3.    Peraliahan resiko
Adalah kewajiban untuk memikul kerugian jika terjadi suatu peristiwa di luar kesalahan salah atu pihak yang menimpa barang dan menjadi objek perjanjian sesuai dengan pasal 1237 KUH Perdata.
Hapusnya Perikatan
Perikatan itu bisa di hapus jika memenuhi kriteria-kriteria sesuai dengan pasal 138 KUH Perdata. Ada 10 cara penghapusan suatu perikatan adalah sebagai berikut :
a.    pembayaran merupakan setiap pemenuhan perjanjian secara sukarela
b.    penawaran pembayaran tunai diikuti dengan penyimpanan atau penitipan.
c.    Pembaharuan utang
d.    Perjumpaan utang atau kompensasi
e.    Percampuran utang
f.    Pembebasan utang
g.    Musnahnya barang yang terutang
h.    Batal/pembatalan
i.    Berlakunya suatu syarat batal
j.    Lewat waktu
Memorandum Of Understanding ( MoU )
Merupakan perkembanagan baru dalam aspek hukum dalam ekonomi, karena di Indonesia istilah MoU baru akhir-akhir ini dikenal.seblumnya , dalam ilmmu ekonomi maupun ilmu hukum tidak ada. Menurut pendapat Munir Faudi, MoU merupakan terjemahan bahasa indonesia yang paling pas dan paling dekat dengan nota kesepakatan.pada hakikatnya MoU merupakan suatu perjanjian pendahuluan yang nantinya akan diikuti dan dijabarkan dalam perjanjian lain yang mengaturnya secara lebih detail.apabila MoU merupakan perjanjian biasa,yakni salah satu pihak ingkar janji maka pihak yang dirugikan dapat mengajukan gugatan wanprestasi, tetapi kalau suatu menorandum of understanding dianggap sebagai suatu perjanjian pra kontrak maka pihak yang dirugikan tidak menuntut ganti rugi.
Ciri-ciri Memorandum of Understanding adalah sebagai berikut :
a.    isinya ringkas , sering kali hanya satu halaman saja
b.    berisikan hal-hal yang pokok-pokok saja
c.    hanya bersifat pendahuluan saja, yang akan diikuti oleh perjanjian lain yang lebih rinci
d.    mempunyai jangka waktu berlakunya ( 1 bulan , 6 bulan atau setahun )
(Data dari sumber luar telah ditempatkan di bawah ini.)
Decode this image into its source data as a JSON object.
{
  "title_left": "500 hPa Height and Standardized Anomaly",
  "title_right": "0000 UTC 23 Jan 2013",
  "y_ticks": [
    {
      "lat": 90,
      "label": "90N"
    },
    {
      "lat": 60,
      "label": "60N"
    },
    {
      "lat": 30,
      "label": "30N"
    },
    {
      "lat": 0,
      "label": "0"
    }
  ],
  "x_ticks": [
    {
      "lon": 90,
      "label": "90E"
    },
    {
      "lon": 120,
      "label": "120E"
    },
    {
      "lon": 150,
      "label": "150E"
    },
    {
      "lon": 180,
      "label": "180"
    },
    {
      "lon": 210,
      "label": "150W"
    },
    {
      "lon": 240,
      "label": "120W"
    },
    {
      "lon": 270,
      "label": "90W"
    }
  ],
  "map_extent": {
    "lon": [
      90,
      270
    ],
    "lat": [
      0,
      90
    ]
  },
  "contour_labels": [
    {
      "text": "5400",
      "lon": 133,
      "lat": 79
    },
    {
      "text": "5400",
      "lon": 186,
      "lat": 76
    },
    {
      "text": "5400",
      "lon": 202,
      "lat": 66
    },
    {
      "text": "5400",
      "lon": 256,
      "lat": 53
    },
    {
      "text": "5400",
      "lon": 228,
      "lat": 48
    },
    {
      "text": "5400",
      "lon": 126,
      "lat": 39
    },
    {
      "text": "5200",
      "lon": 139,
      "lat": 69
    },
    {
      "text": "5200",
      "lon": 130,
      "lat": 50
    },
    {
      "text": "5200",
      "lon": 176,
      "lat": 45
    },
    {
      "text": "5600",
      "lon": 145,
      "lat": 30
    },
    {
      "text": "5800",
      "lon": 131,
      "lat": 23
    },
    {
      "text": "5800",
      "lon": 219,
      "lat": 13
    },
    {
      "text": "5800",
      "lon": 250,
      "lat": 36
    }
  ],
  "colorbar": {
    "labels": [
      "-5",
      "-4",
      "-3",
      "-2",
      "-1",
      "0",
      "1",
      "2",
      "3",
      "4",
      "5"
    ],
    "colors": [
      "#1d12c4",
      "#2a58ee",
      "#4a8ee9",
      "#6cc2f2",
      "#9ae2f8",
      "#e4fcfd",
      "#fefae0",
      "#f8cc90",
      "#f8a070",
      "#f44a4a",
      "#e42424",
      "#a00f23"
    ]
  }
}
Tujuan momerandumof understanding
Di dalam suatu perjanjian yang didahului dengan membuat mou dimaksudkan supaya memberikan kesempatan kepadapihak yang bersepakat untuk memperhitungkan apakah saling menguntungkan atau tidak jika diadakan kerja sama, sehinga agar memorandum of understanding dapat ditindaklanjuti dengan perjanjian dan dapat diterapkan sanksi-sanksi.jika salah satu pihak melakukan wanprestasi, tetapi jika sanksi-sanksi sudah dicantumkan dalam memorandum of understanding akan berakibat bertentangan dengan hukum petjanjian/perikatan, karena dalam mof belum ada suatu hubungan hukum antara para pihak , yang berarti belum mengikat.
IV.  Kesimpulan
Perikatan dalam hal ini berarti ; hal yang mengikat orang yang satu terhadap orang yang lain. Hal yang mengikat itu menurut kenyataannya dapat berupa perbuatan, misalnya jual beli barang. Dapat berupa peristiwa, misalnya lahirnya seorang bayi, meninggalnya seorang. Dapat berupa keadaan, misalnya; letak pekarangan yang berdekatan, letak rumah yang bergandengan atau letak rumah yang bersusun (rusun). Karena hal yang mengikat itu selalu ada dalam kehidupan bermasyarakat, maka oleh pembentuk undang-undang atau oleh masyarakat sendiri diakui dan diberi ‘akibat hukum’. Dengan demikian, perikatan yang terjadi antara orang yang satu dengan yang lain itu disebut hubungan hukum.